Prime Minister Cameron contends that the new emergency law is needed because without it companies would stop collecting and storing such data necessary for national security and to protect people from serious crime. Parliament will have a week to examine the bill, with a debate of only one day in the House of Commons and two days in the House of Lords, a far shorter timetable than usual for the passage of legislation in the UK. It is expected to pass as leaders of the main three political parties have expressed their support. Cameron and Clegg justified the short time frame by saying that not acting immediately would put people’s safety at risk, given events in Syria, Iraq, and around the world. They also contended that the bill restores existing measures but does not introduce any new powers.

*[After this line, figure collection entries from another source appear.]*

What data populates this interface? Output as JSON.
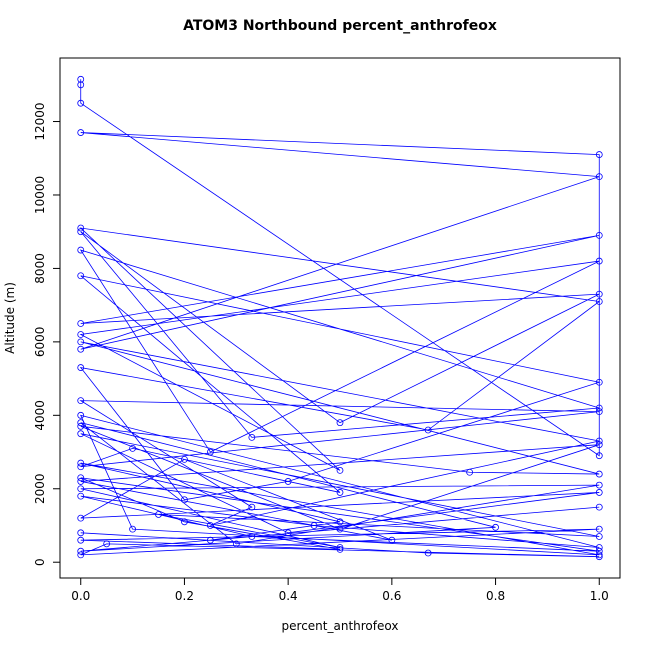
{
  "chart_data": {
    "type": "line",
    "title": "ATOM3 Northbound percent_anthrofeox",
    "x_label": "percent_anthrofeox",
    "y_label": "Altitude (m)",
    "series": [
      {
        "color": "#0000ff",
        "x": [
          0,
          0,
          0,
          1,
          1,
          0,
          1,
          0,
          1,
          0,
          1,
          0.5,
          0,
          0.33,
          1,
          0,
          0.25,
          1,
          0,
          0.5,
          0,
          1,
          0.67,
          0,
          0.2,
          0.4,
          1,
          0,
          0.5,
          0.1,
          0,
          1,
          0,
          0.33,
          0.25,
          1,
          0,
          1,
          0.75,
          0,
          0.5,
          1,
          0,
          0.6,
          0.2,
          0,
          1,
          0.4,
          0,
          1,
          0.15,
          0.5,
          0,
          1,
          0.3,
          0,
          0.8,
          0,
          1,
          0.25,
          0.5,
          0,
          1,
          0.1,
          0,
          1,
          0.45,
          0,
          0.33,
          1,
          0,
          0.2,
          0.5,
          0,
          1,
          0,
          0.05,
          1,
          0.67,
          0
        ],
        "values": [
          13150,
          13000,
          12500,
          2900,
          11100,
          11700,
          10500,
          5800,
          8900,
          6500,
          7300,
          3800,
          9000,
          3400,
          4200,
          8500,
          3000,
          8200,
          6200,
          2500,
          9100,
          7100,
          3600,
          5300,
          1700,
          2200,
          4900,
          7800,
          1900,
          3100,
          2600,
          4100,
          4400,
          1500,
          1000,
          3300,
          6000,
          2400,
          2450,
          3700,
          900,
          3200,
          2200,
          600,
          2800,
          1200,
          1900,
          800,
          3500,
          700,
          1300,
          400,
          2000,
          2100,
          500,
          3800,
          950,
          300,
          1500,
          600,
          1100,
          2700,
          200,
          900,
          4000,
          400,
          1000,
          1800,
          700,
          300,
          2300,
          1100,
          350,
          600,
          900,
          200,
          500,
          150,
          250,
          800
        ]
      }
    ],
    "xlim": [
      -0.04,
      1.04
    ],
    "ylim": [
      -430,
      13730
    ],
    "xticks": [
      {
        "value": 0,
        "label": "0.0"
      },
      0.2,
      0.4,
      0.6,
      0.8,
      {
        "value": 1,
        "label": "1.0"
      }
    ],
    "yticks": [
      0,
      2000,
      4000,
      6000,
      8000,
      10000,
      12000
    ]
  }
}
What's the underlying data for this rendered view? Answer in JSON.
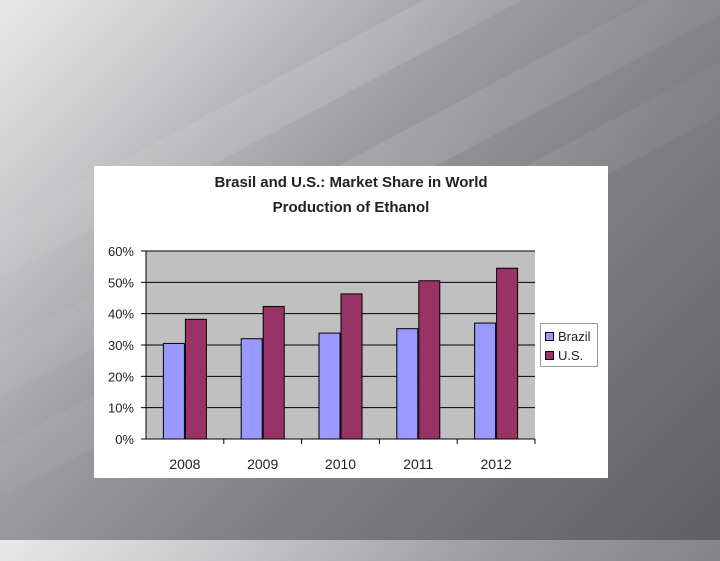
{
  "colors": {
    "brazil": "#9999ff",
    "us": "#993366",
    "plot_bg": "#c0c0c0",
    "grid": "#000000"
  },
  "chart_data": {
    "type": "bar",
    "title": [
      "Brasil and U.S.: Market Share in World",
      "Production of Ethanol"
    ],
    "categories": [
      "2008",
      "2009",
      "2010",
      "2011",
      "2012"
    ],
    "series": [
      {
        "name": "Brazil",
        "values": [
          30.5,
          32,
          33.8,
          35.2,
          37
        ]
      },
      {
        "name": "U.S.",
        "values": [
          38.2,
          42.3,
          46.3,
          50.5,
          54.5
        ]
      }
    ],
    "ylim": [
      0,
      60
    ],
    "yticks": [
      "0%",
      "10%",
      "20%",
      "30%",
      "40%",
      "50%",
      "60%"
    ],
    "ytick_values": [
      0,
      10,
      20,
      30,
      40,
      50,
      60
    ],
    "grid": true,
    "legend": "right"
  }
}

But, as the EU court ruled, existing powers undermine human rights. And using the fast-track procedure denies members of parliament and the public a chance to properly consider and debate a bill that affects the rights of millions of people, Human Rights Watch said. The “emergency” bill also goes far beyond data retention by asserting that the government’s surveillance powers have striking extraterritorial reach over a broader range of service providers, which merits a more meaningful public debate.  

Knowing who communicated with whom, when, and from where can reveal as much as the contents of what is said over the phone or written in an e-mail, especially when collected in bulk. In March 2014 the United Nations Human Rights Committee called on the US government to “refrain from imposing mandatory retention of data by third parties.”

Under the European Convention on Human Rights (ECHR) and the Human Rights Act (HRA), which incorporates it into UK law, the UK must respect the right to private life and any interference with that right must be “in accordance with the law,” “necessary in a democratic society,” and proportionate. The International Covenant on Civil and Political Rights (ICCPR), ratified by the UK, also prohibits arbitrary and unlawful interference with privacy. This right applies to digital and phone communications and is not limited to the contents of those communications.

Other measures the UK government announced on July 10 include a new Privacy and Civil Liberties Oversight Board, based on the US model, to advise the government on counterterrorism policies; the restriction of the number of public bodies that can request communications data from phone and internet companies; and the publication of annual transparency reports. Details of these measures have yet to be published, and it is too soon to assess whether they would provide any effective oversight or degree of public accountability to UK government surveillance practices, Human Rights Watch said.

“Why did the government wait for over three months to react to the European Court’s ruling, and then plan to rush the bill through parliament within a week?” Leghtas said. “This emergency bill undermines not only the right to privacy, but parliamentary and public scrutiny of measures that affect everyone’s lives.”